Nordeste persistente

No município de Simão Dias, agreste sergipano, a 100 quilômetros de Aracaju, o assentamento 8 de Outubro – originário de uma ocupação feita em 1997 – ostenta a condição de maior produtor de abóbora da região Nordeste e principal produtor de grãos do estado. Na safra passada, saíram de lá 15 caminhões de 15 toneladas cada, referência usada pelos agricultores para mensurar a produção de abóbora. Outro produto de destaque, o milho, somou mais de 100 mil sacas (de 60 quilos cada). “Não só furamos o bloqueio da comercialização, como viramos referência na região”, diz o assentado Esmeraldo Leal. Ele conta que a “abóbora dos sem-terra” virou uma espécie de selo. “Falar a procedência já era garantia de qualidade.”


Isso estimulou a economia local, acrescenta. Para Esmeraldo, pode-se falar em uma marca antes e depois da entrada dos trabalhadores rurais. “Quem tinha terra abandonada passou a produzir por medo, de ser classificado de improdutivo”, conta. Ele lembra que Simão Dias foi um grande produtor de algodão até meados do século passado, até uma praga, chamada do bicudo (um inseto), dizimar a cultura.


A abóbora in natura segue principalmente para Recife, onde será vendida no Ceasa. O milho vai para casas de farinha de milho e granjas em Pernambuco e na Paraíba. Atualmente a produção de abóbora refluiu por causa de pragas, mas a expectativa é de que volte a crescer. Neste momento, o milho “está dando mais preço” no mercado.


Essa realidade, entretanto, não é uma regra na região. “Em Alagoas, a produção primária que ainda predomina segue desacompanhada de políticas estruturantes, como a agroindústria”, comenta Débora Nunes, do setor de produção do MST. E com suas peculiaridades. A macaxeira, por exemplo, item de destaque, precisa ser vendida no mesmo dia na feira. Assim como o inhame, a batata-doce, o feijão de corda, outros produtos tradicionais. Tem crescido a produção de abacaxi, laranja, maracujá, abóbora, mas Débora ressalta dificuldades de acesso aos programas públicos (PAA e Pnae). “Temos forçado as prefeituras. Mas o grande canal nosso de comercialização são as feiras, onde há fidelização entre nós, que produzimos, e o consumidor”, conta, valorizando a realização, há 14 anos, de uma feira estadual em todo mês de setembro.


Ela, que atua na zona da mata, vê a comercialização também como um dos entraves para o crescimento do negócio entre os pequenos produtores, mas alerta que a falta de compreensão do consumidor também é parte do problema. “A sociedade precisa definir o que quer comer, comida envenenada ou comida saudável.”


Em todo o estado, são 70 assentamentos e 3 mil famílias, predominantemente na zona da mata, e 560 estão no sertão.
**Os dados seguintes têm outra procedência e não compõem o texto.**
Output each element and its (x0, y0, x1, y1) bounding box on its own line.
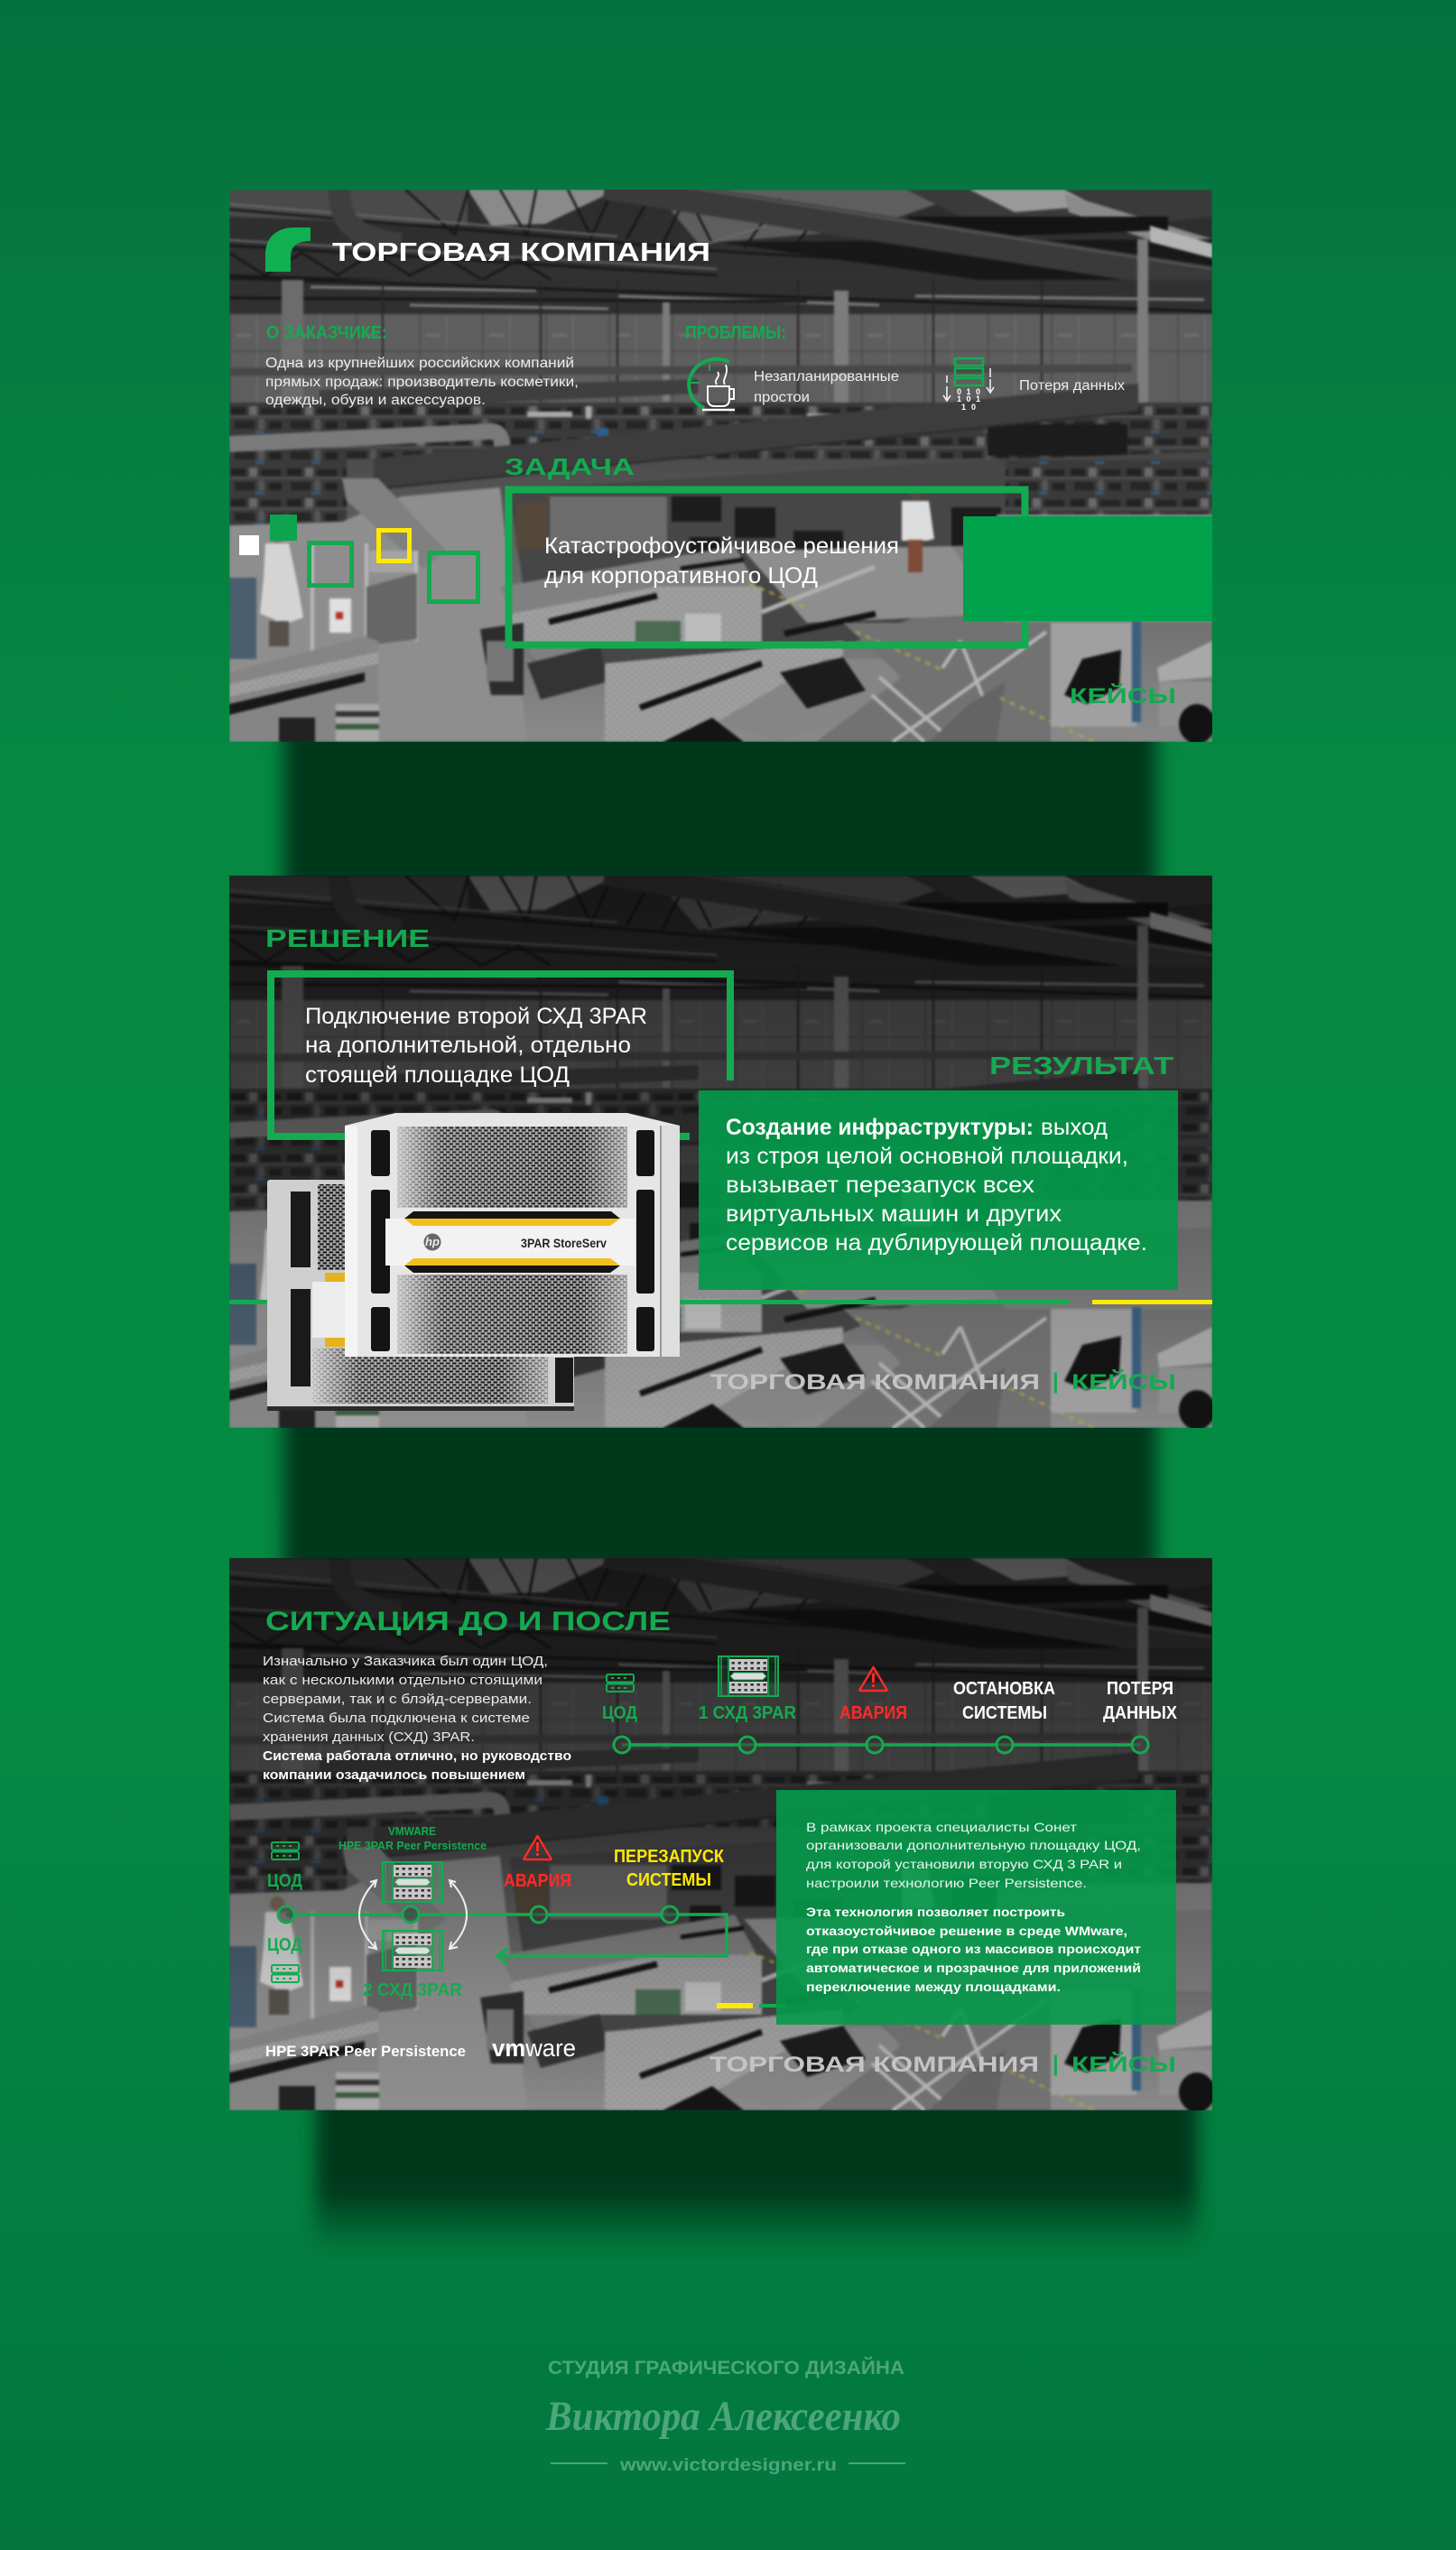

Entre elas a do assentado Cleilson Moreira da Silva, o Marquinhos. “Ainda falta incentivo do governo federal, estadual e dos municipais”, reitera Marquinhos, instalado no assentamento Maria Bonita, em Delmiro Gouveia (a 300 quilômetros de Maceió), onde 78 famílias cultivam palma (para alimentação de animais), milho, feijão, abóbora, melancia. Ele lamenta que os produtores ainda permaneçam excluídos de políticas públicas. “A gente fica de fora porque é uma burocracia danada para chegar até nós. Os gestores dificultam.”


Sua região vê com boas perspectivas o projeto Plantando Caju, Colhendo Desenvolvimento, com apoio da Petrobras. “Vai dar um salto de qualidade. A gente percebe as famílias com ansiedade.” Hoje, a produção é ainda praticamente toda vendida aos chamados atravessadores, além das feiras livres, de oito em oito dias. Marquinhos – que ficou com esse “apelido” em lembrança de um amigo que morreu – destaca ainda as chamadas feiras da reforma agrária, realizadas periodicamente.


No projeto do caju, a ideia é desenvolver as mudas em um viveiro (de 600 metros quadrados), no próprio assentamento, e organizar uma agroindústria para vender doces e outros produtos. No final de abril, 18 pessoas passavam por um processo de capacitação sob responsabilidade da Empresa Brasileira de Pesquisa Agropecuária (Embrapa). “A região tem potencial para fruticultura, verduras. Precisa de apoio.” Aos 34 anos, Marquinhos nunca deixou o sertão e, com a metade da idade, lembra seu Antônio, lá de Itapeva. “Desde criança eu trabalho na terra. Não sei fazer outra coisa.”